Recently I have been playing Final Fantasy XIII: Lightning Returns, which is the third entry in the Final Fantasy XIII trilogy. I would like to go over an instance where the designers of Final Fantasy XIII: Lightning Returns were successful at using some simple pieces to create a powerful experience. The game is broken up into 4 primary regions, and within one region, The Wildlands, which is basically giant plains, you hear a voice coming from nowhere which details the legend of the “Angel of Valhalla”, which you find out is a local folk legend which is said to be a white chocobo, or large bird.

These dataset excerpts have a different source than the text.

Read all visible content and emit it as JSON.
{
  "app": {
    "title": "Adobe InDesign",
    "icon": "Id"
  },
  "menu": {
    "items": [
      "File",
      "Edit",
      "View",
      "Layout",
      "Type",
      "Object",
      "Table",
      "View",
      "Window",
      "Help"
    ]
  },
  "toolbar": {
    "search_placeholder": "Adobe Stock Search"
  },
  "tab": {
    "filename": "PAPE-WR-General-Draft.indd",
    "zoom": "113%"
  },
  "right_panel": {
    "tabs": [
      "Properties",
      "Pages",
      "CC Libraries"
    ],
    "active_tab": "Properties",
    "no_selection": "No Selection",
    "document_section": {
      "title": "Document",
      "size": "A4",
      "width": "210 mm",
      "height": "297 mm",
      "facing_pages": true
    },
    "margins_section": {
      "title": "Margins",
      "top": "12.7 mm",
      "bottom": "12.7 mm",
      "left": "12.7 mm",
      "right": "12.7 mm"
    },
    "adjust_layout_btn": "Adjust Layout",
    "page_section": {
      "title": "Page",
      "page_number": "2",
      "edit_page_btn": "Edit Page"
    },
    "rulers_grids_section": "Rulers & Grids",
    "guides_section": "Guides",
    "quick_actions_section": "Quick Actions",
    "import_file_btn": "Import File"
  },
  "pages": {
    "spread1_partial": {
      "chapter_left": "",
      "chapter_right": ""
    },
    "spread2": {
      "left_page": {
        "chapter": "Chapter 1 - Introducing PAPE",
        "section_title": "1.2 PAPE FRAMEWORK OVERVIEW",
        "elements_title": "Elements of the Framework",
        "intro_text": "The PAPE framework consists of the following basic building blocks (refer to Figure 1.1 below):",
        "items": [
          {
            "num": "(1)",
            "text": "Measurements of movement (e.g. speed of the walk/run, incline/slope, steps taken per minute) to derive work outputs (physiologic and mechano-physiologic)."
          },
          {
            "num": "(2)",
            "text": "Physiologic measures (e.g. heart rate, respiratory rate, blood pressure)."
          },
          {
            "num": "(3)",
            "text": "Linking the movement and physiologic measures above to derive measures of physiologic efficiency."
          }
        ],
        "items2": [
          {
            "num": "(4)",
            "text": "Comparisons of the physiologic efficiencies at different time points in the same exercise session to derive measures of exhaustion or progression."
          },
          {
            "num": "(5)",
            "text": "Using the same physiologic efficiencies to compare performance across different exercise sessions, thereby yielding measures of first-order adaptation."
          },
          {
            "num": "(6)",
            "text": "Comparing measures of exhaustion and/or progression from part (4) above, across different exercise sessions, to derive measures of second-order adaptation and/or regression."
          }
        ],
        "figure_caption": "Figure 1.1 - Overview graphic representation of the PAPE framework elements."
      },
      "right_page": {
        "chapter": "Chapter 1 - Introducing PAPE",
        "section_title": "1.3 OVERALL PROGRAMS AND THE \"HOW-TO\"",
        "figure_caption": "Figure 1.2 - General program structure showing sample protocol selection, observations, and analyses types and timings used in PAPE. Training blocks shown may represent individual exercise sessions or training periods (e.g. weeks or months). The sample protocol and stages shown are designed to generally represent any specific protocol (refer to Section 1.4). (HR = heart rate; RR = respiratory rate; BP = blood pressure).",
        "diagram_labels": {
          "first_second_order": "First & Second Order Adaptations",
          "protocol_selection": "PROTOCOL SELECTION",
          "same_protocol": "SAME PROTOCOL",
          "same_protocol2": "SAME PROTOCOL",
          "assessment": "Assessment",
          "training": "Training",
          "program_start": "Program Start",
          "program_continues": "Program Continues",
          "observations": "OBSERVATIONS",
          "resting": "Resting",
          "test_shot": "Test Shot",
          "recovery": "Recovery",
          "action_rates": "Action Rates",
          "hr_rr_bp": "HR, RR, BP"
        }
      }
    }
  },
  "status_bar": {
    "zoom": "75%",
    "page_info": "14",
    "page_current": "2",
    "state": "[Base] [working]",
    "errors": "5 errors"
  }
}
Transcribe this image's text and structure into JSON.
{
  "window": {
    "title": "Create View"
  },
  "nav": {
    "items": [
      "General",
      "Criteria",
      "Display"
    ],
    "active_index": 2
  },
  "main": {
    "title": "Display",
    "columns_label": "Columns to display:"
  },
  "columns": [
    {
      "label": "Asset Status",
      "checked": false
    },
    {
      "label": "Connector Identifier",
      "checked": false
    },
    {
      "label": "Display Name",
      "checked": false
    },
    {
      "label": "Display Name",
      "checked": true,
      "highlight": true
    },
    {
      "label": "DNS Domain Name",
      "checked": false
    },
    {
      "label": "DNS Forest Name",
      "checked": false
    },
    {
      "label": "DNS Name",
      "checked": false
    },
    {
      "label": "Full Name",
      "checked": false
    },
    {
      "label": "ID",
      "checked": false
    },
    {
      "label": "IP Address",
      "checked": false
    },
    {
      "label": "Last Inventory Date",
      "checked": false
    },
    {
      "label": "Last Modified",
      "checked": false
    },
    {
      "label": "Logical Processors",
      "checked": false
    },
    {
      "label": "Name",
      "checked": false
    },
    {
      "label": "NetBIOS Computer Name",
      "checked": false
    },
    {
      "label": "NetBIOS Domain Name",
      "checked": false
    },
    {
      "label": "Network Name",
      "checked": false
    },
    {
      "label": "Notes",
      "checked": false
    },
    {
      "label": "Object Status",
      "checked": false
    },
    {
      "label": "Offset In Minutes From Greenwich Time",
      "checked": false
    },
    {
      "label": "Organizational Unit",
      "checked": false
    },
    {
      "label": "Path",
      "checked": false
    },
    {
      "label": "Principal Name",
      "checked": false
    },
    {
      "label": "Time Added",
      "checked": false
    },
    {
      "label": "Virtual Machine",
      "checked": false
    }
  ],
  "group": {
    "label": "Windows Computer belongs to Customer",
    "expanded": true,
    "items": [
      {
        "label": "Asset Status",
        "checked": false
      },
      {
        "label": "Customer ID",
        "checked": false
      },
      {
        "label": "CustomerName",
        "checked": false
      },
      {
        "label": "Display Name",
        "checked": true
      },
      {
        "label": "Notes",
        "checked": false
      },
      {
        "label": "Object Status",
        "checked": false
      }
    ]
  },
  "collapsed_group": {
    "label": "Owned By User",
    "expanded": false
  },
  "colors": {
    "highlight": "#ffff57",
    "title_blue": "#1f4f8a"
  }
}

In the village of Canopus Farms, you find a man that heard the same voice that Lightning had. He feels as if you might be the one chosen to ride this mighty bird, so he informs you that the bird has been spotted trying to battle its only known predator: the chocobo eater. Upon hunting down the chocobo eater in its natural habitat, you find it about to deal the finishing blows to the lovely Angel of Valhalla itself and you step in to save the bird. Upon defeating the chocobo eater, the Angel of Valhalla is taken to the nearby village.
From this early point the developers have invested you in the bird by making him both rare and elusive– something to covet after– as well as vulnerable and needing of your care and attention. They also tell you that you are the chosen one and make it to where it is you destiny to find this bird. Finally, they have the chocobo stare into your eyes after saving him, as if he was trying to tell you something; Lightning feels as if she knows the bird.
When you get back to Canopus Farms you are informed that no one can get the bird to eat, and that soon it will die. Naturally, the bird will only take help from you, so you must ascertain food from the village’s residents and nurse him to health. This requires the player to invest in the bird. Following human psychology, this means that once someone has started to spend time on something they are more likely to return because they have already devoted time and effort to that activity. After eating everything in the village, the bird is finally healthy enough to walk, but alas he is not up to full function. It is at this point that things get good.
The chocobo will not only now allow you to ride him in the open world– allowing you to travel faster– but he will also join you as a companion in battle. Instantly he brings huge value to you by allowing you to explore a vast environment much faster and by assisting you in combat, especially by providing buffs, which are exceptionally hard to come by in this game. However, he is not back to full health quite yet, as such he can not contribute his full strength in combat, nor can he glide after jumping quite yet. In order to unlock his full potential you will need to search the rest of the region for more items that will help him grow.
Even though my back was up against the in-game clock and I did not know that the chocobo’s ability to glide was needed in order to progress, I still worked hard to unlock it, because I was so enthralled with my new companion and excited to use him in order to explore previously inaccessible areas. This meant I traveled far and wide to find goat’s milk, gysahl greens (chocobo’s favorite food), and complete quests that might help out my compatriot. While these items were intangible resources, they carried real value to me because they made sense in the context of the game. They were food and medicines for the chocobo and they helped heal him as such. While many items in the game were relatively meaningless, there was huge endogenous value associated with these items because of their correlation to my chocobo.
The addition of the chocobo mechanic was relatively small in scale compared to some games. There was no complex upgrade tree; you merely needed to gather x number of items for him to regain his full strength. On top of that, it would have been a lot easier for them to add in the ability to hire just any old chocobo to ride around, as they had in the two former games. However, they instead built an entire region around this simple mechanic, invested the player in the chocobo through interactions, and made an enormously valuable companion even more valuable by showing you the before and after of traveling with and without him. Over the course of several hours I cared more for my chocobo– which I named Cerebius– than I did for Hope, one of the main characters throughout the FFXIII trilogy who acts as the player’s guide within this game.